O navegador David Melgueiro

Prestes a terminar as minhas crónicas, pensei em homenagear um navegador que andou pelo mar Árctico, próximo de onde  se pesca o bacalhau. Mas vamos lá contar como isto encaixa nas minhas memórias. Quase que não encaixa, pois não me lembro de ter estudado na História o navegador David Melgueiro. Quem foi ele?

Estou convencido que 95% dos Portugueses não sabem quem foi. Até o Porto, que o viu nascer e morrer  em 1673, não lhe dedicou o nome de uma rua. Já Lisboa tem no Restelo a rua David Melgueiro. E a SNAB, que era estatal, deu-lhe o nome a um navio bacalhoeiro, que, na área da pesca do bacalhau, foi o maior do mundo, com os seus 80,14 metros de comprimento e capacidade para 30 000 quintais de bacalhau salgado. Construído em 1950 nos Países-Baixos como navio de pesca à linha, foi transformado em congelador em 1976 e desmantelado para a sucata, na vizinha Espanha, em 1992.

Quando o Sr. Egas decidiu vender a frota de navios clássicos, foram mandados construir navios de popa e os 3 Polivalentes, já referidos em crónica anterior, para trabalhar no Atlântico Sul.
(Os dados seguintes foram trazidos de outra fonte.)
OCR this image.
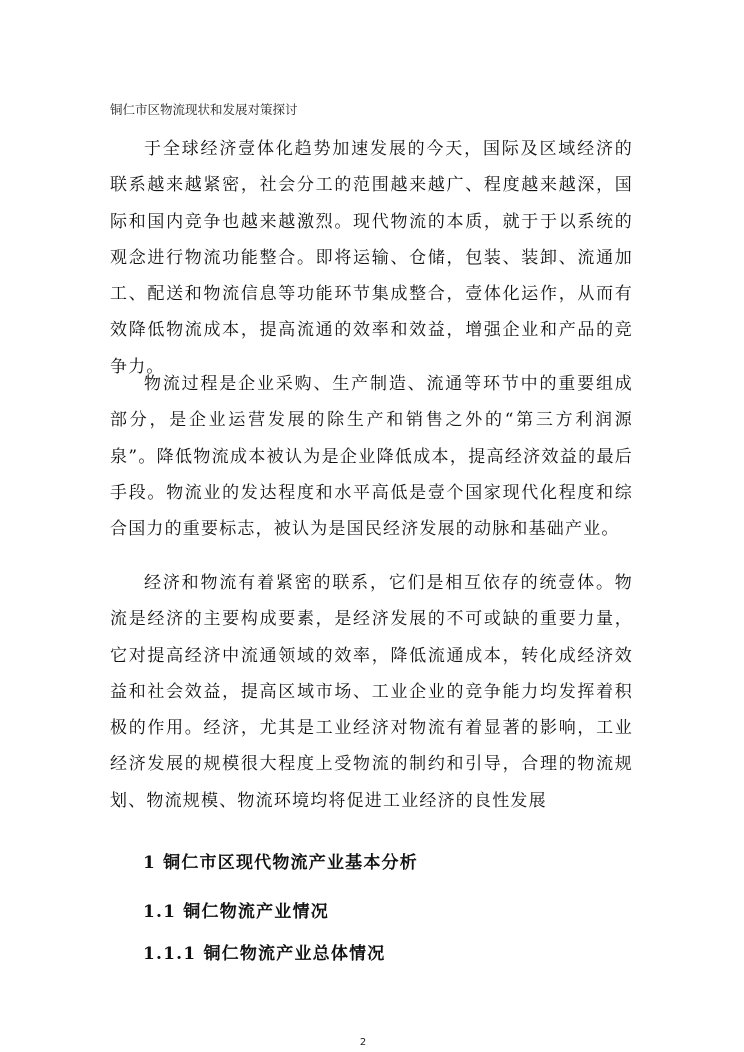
铜仁市区物流现状和发展对策探讨

于全球经济壹体化趋势加速发展的今天，国际及区域经济的联系越来越紧密，社会分工的范围越来越广、程度越来越深，国际和国内竞争也越来越激烈。现代物流的本质，就于于以系统的观念进行物流功能整合。即将运输、仓储，包装、装卸、流通加工、配送和物流信息等功能环节集成整合，壹体化运作，从而有效降低物流成本，提高流通的效率和效益，增强企业和产品的竞争力。

物流过程是企业采购、生产制造、流通等环节中的重要组成部分，是企业运营发展的除生产和销售之外的“第三方利润源泉”。降低物流成本被认为是企业降低成本，提高经济效益的最后手段。物流业的发达程度和水平高低是壹个国家现代化程度和综合国力的重要标志，被认为是国民经济发展的动脉和基础产业。

经济和物流有着紧密的联系，它们是相互依存的统壹体。物流是经济的主要构成要素，是经济发展的不可或缺的重要力量，它对提高经济中流通领域的效率，降低流通成本，转化成经济效益和社会效益，提高区域市场、工业企业的竞争能力均发挥着积极的作用。经济，尤其是工业经济对物流有着显著的影响，工业经济发展的规模很大程度上受物流的制约和引导，合理的物流规划、物流规模、物流环境均将促进工业经济的良性发展

1 铜仁市区现代物流产业基本分析
1.1 铜仁物流产业情况
1.1.1 铜仁物流产业总体情况
2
Esta deslocação da frota para a África do Sul originou falta de trabalho nas oficinas da EPA.  Por isso, a empresa decidiu abri-las ao mercado externo. Começámos por reparar os navios que tinham sido nossos e fizemos outras intervenções, nomeadamente para a SNAB. Eu próprio fiz uma intervenção no São Tiago, quando estive em Saint Pierre, e fui a Matosinhos dar orçamento para a reparação do Luís Ferreira de Carvalho e do David Melgueiro. O Luís Ferreira de Carvalho veio para Aveiro e foi reparado. Relativamente ao David Melgueiro nada posso dizer, o que é natural, porque havia distribuição de serviços entre as oficinas de mecânica e as de electricidade. Mas para o caso pouco interessa.
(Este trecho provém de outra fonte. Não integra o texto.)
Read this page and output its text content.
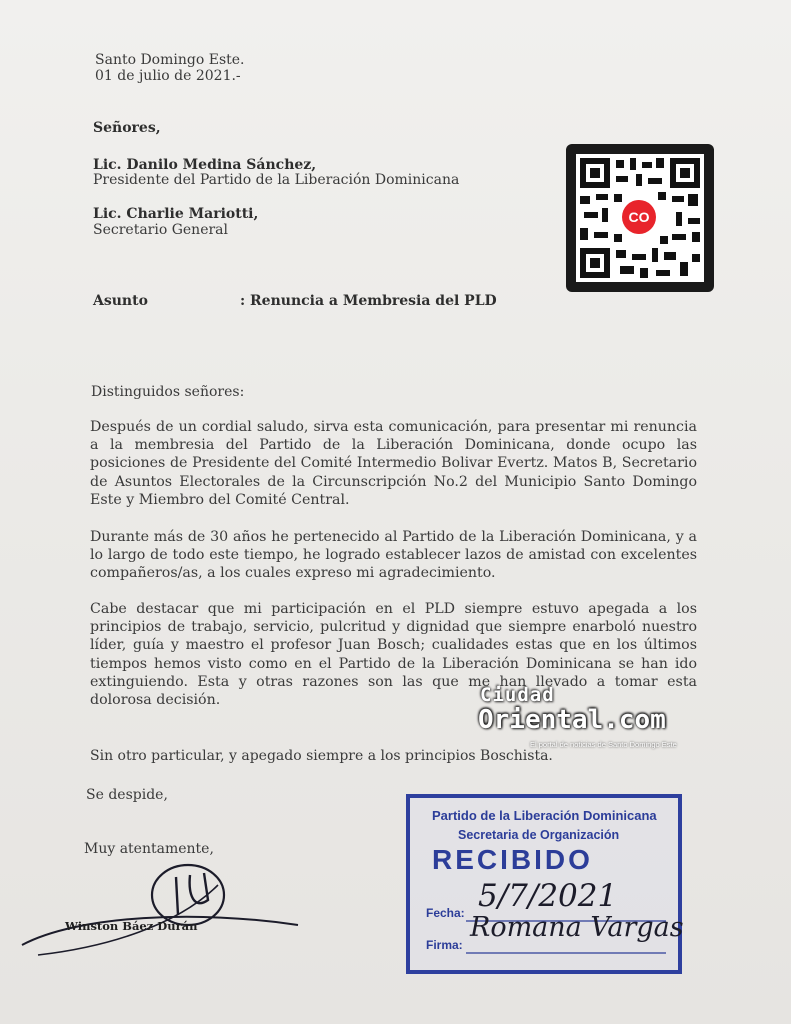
Santo Domingo Este.
01 de julio de 2021.-
Señores,
Lic. Danilo Medina Sánchez,
Presidente del Partido de la Liberación Dominicana
Lic. Charlie Mariotti,
Secretario General
Asunto	: Renuncia a Membresia del PLD
Distinguidos señores:
Después de un cordial saludo, sirva esta comunicación, para presentar mi renuncia a la membresia del Partido de la Liberación Dominicana, donde ocupo las posiciones de Presidente del Comité Intermedio Bolivar Evertz. Matos B, Secretario de Asuntos Electorales de la Circunscripción No.2 del Municipio Santo Domingo Este y Miembro del Comité Central.
Durante más de 30 años he pertenecido al Partido de la Liberación Dominicana, y a lo largo de todo este tiempo, he logrado establecer lazos de amistad con excelentes compañeros/as, a los cuales expreso mi agradecimiento.
Cabe destacar que mi participación en el PLD siempre estuvo apegada a los principios de trabajo, servicio, pulcritud y dignidad que siempre enarboló nuestro líder, guía y maestro el profesor Juan Bosch; cualidades estas que en los últimos tiempos hemos visto como en el Partido de la Liberación Dominicana se han ido extinguiendo. Esta y otras razones son las que me han llevado a tomar esta dolorosa decisión.
Sin otro particular, y apegado siempre a los principios Boschista.
Se despide,
Muy atentamente,
Winston Báez Durán
CO
Ciudad
Oriental.com
El portal de noticias de Santo Domingo Este
Partido de la Liberación Dominicana
Secretaria de Organización
RECIBIDO
Fecha:
Firma:
5/7/2021
Romana Vargas
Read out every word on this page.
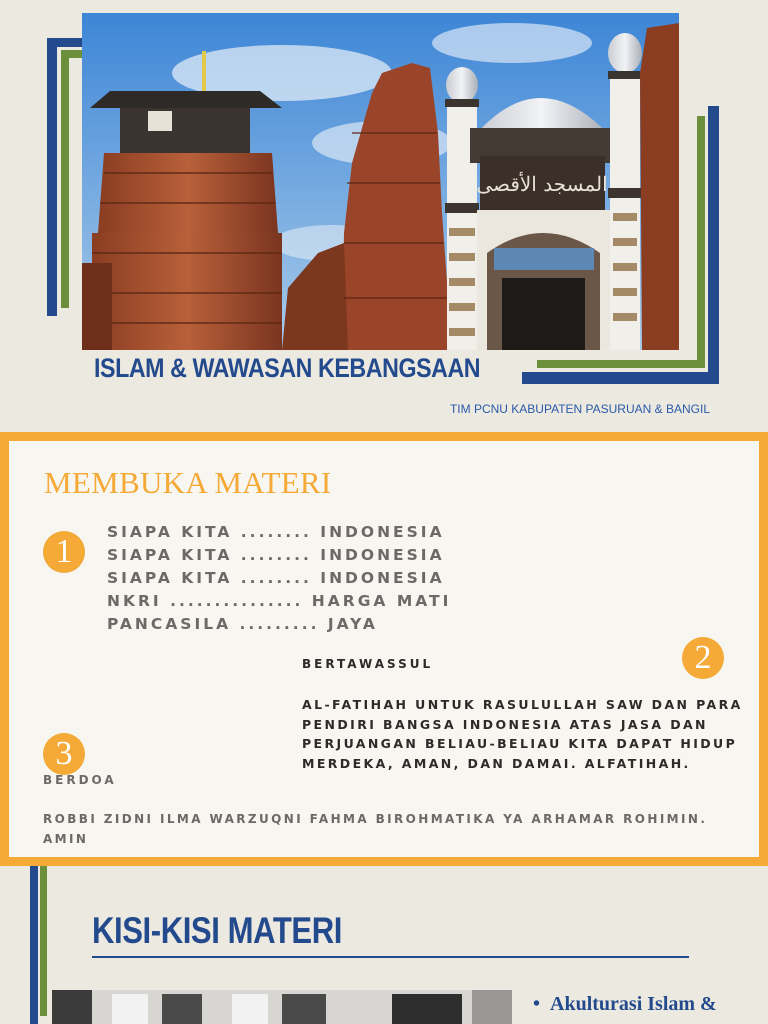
اﻟﻤﺴﺠﺪ اﻷﻗﺼﻰ
ISLAM & WAWASAN KEBANGSAAN
TIM PCNU KABUPATEN PASURUAN & BANGIL
MEMBUKA MATERI
1
SIAPA KITA ........ INDONESIA
SIAPA KITA ........ INDONESIA
SIAPA KITA ........ INDONESIA
NKRI ............... HARGA MATI
PANCASILA ......... JAYA
2
BERTAWASSUL
AL-FATIHAH UNTUK RASULULLAH SAW DAN PARA
PENDIRI BANGSA INDONESIA ATAS JASA DAN
PERJUANGAN BELIAU-BELIAU KITA DAPAT HIDUP
MERDEKA, AMAN, DAN DAMAI. ALFATIHAH.
3
BERDOA
ROBBI ZIDNI ILMA WARZUQNI FAHMA BIROHMATIKA YA ARHAMAR ROHIMIN.
AMIN
KISI-KISI MATERI
•  Akulturasi Islam &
Navio David Melgueiro. Imagem da Net, desconhecendo-se o nome do fotógrafo e a data.

Ver alernavios.blogspot.pt/2012/05/david-melgueiro.html

Tomei conhecimento de uma associação recém-criada em Peniche pelo Comandante José Mesquita  com o nome de “David Melgueiro”. Tendo entrado em contacto com a pessoa em causa, por ironias do destino, vim a saber que tínhamos sido colegas, pois que  foi o Comandante do nosso navio "Tunamar", quando chegou a Aveiro.
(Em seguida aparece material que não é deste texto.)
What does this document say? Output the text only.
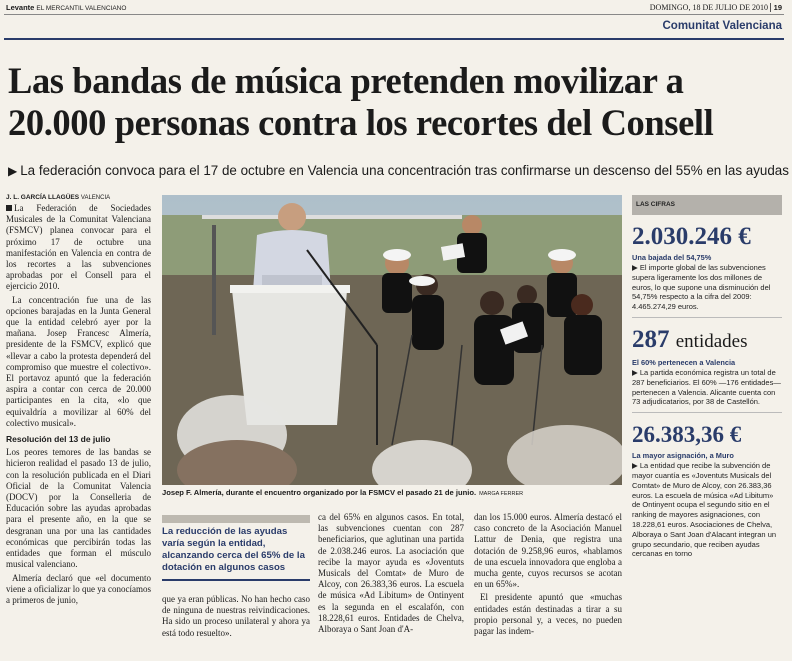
Levante EL MERCANTIL VALENCIANO	DOMINGO, 18 DE JULIO DE 2010 19
Comunitat Valenciana
Las bandas de música pretenden movilizar a
20.000 personas contra los recortes del Consell
▶ La federación convoca para el 17 de octubre en Valencia una concentración tras confirmarse un descenso del 55% en las ayudas
J. L. GARCÍA LLAGÜES VALENCIA

La Federación de Sociedades Musicales de la Comunitat Valenciana (FSMCV) planea convocar para el próximo 17 de octubre una manifestación en Valencia en contra de los recortes a las subvenciones aprobadas por el Consell para el ejercicio 2010.

La concentración fue una de las opciones barajadas en la Junta General que la entidad celebró ayer por la mañana. Josep Francesc Almería, presidente de la FSMCV, explicó que «llevar a cabo la protesta dependerá del compromiso que muestre el colectivo». El portavoz apuntó que la federación aspira a contar con cerca de 20.000 participantes en la cita, «lo que equivaldría a movilizar al 60% del colectivo musical».

Resolución del 13 de julio

Los peores temores de las bandas se hicieron realidad el pasado 13 de julio, con la resolución publicada en el Diari Oficial de la Comunitat Valencia (DOCV) por la Conselleria de Educación sobre las ayudas aprobadas para el presente año, en la que se desgranan una por una las cantidades económicas que percibirán todas las entidades que forman el músculo musical valenciano.

Almería declaró que «el documento viene a oficializar lo que ya conocíamos a primeros de junio,

Josep F. Almería, durante el encuentro organizado por la FSMCV el pasado 21 de junio. MARGA FERRER
La reducción de las ayudas varía según la entidad, alcanzando cerca del 65% de la dotación en algunos casos

que ya eran públicas. No han hecho caso de ninguna de nuestras reivindicaciones. Ha sido un proceso unilateral y ahora ya está todo resuelto».

ca del 65% en algunos casos. En total, las subvenciones cuentan con 287 beneficiarios, que aglutinan una partida de 2.038.246 euros. La asociación que recibe la mayor ayuda es «Joventuts Musicals del Comtat» de Muro de Alcoy, con 26.383,36 euros. La escuela de música «Ad Libitum» de Ontinyent es la segunda en el escalafón, con 18.228,61 euros. Entidades de Chelva, Alboraya o Sant Joan d'A-

dan los 15.000 euros. Almería destacó el caso concreto de la Asociación Manuel Lattur de Denia, que registra una dotación de 9.258,96 euros, «hablamos de una escuela innovadora que engloba a mucha gente, cuyos recursos se acotan en un 65%».

El presidente apuntó que «muchas entidades están destinadas a tirar a su propio personal y, a veces, no pueden pagar las indem-

LAS CIFRAS
2.030.246 €
Una bajada del 54,75%
▶ El importe global de las subvenciones supera ligeramente los dos millones de euros, lo que supone una disminución del 54,75% respecto a la cifra del 2009: 4.465.274,29 euros.
287 entidades
El 60% pertenecen a Valencia
▶ La partida económica registra un total de 287 beneficiarios. El 60% —176 entidades— pertenecen a Valencia. Alicante cuenta con 73 adjudicatarios, por 38 de Castellón.
26.383,36 €
La mayor asignación, a Muro
▶ La entidad que recibe la subvención de mayor cuantía es «Joventuts Musicals del Comtat» de Muro de Alcoy, con 26.383,36 euros. La escuela de música «Ad Libitum» de Ontinyent ocupa el segundo sitio en el ranking de mayores asignaciones, con 18.228,61 euros. Asociaciones de Chelva, Alboraya o Sant Joan d'Alacant integran un grupo secundario, que reciben ayudas cercanas en torno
A propósito disto, convém referir que «Tunamar» era o nome de uma empresa destinada à pesca do atum, criada pela EPA. Para este efeito, foram construídos três navios: o «Tunamar», nos estaleiros de São Diego, na Califórnia; o «Tuna Madeira» e o «Tuna Açores», nos estaleiros de São Jacinto, em Aveiro.

O «Tunamar» esteve atracado no antigo cais comercial. Recordo-me até de ter feito uma experiência de comunicação por satélite, uma vez que estava equipado com uma antena parabólica. As mensagens iam aos Estados Unidos e reenviadas para os escritórios da EPA, então já na estrada da Barra.

Através da documentação existente no CIE-Mar do Museu de Ílhavo, confirmei a história do navegador David Melgueiro.

O Comandante José Mesquita já fez a apresentação no Museu do Oriente, em Lisboa,  tendo também dado a conhecê-lo no Museu de Ílhavo. Em que consiste este projecto?

A fotografia ilustra o que se pretende fazer: construir um veleiro para a expedição científica, fazendo a rota inversa de David Melgueiro, um explorador português do século XVII, cujas viagens ainda continuam envoltas em mistério. Serão como que uma lenda. David Melgueiro terá sido o primeiro português a aventurar-se na travessia das águas geladas do Árctico, através da Passagem do Nordeste, entre 1660 e 1662. Passados mais de 350 anos, este projecto inclui a realização de um veleiro de raiz, destinado ao serviço da comunidade científica. Recriar uma expedição de 17 meses, com passagem por 15 países e 28 portos e levando 30 cientistas a bordo, que se dedicarão a estudos de oceanografia, meteorologia e das alterações climáticas, monitorizando o solo permanentemente congelado (o chamado permafrost), que é um reservatório de Metano e CO2.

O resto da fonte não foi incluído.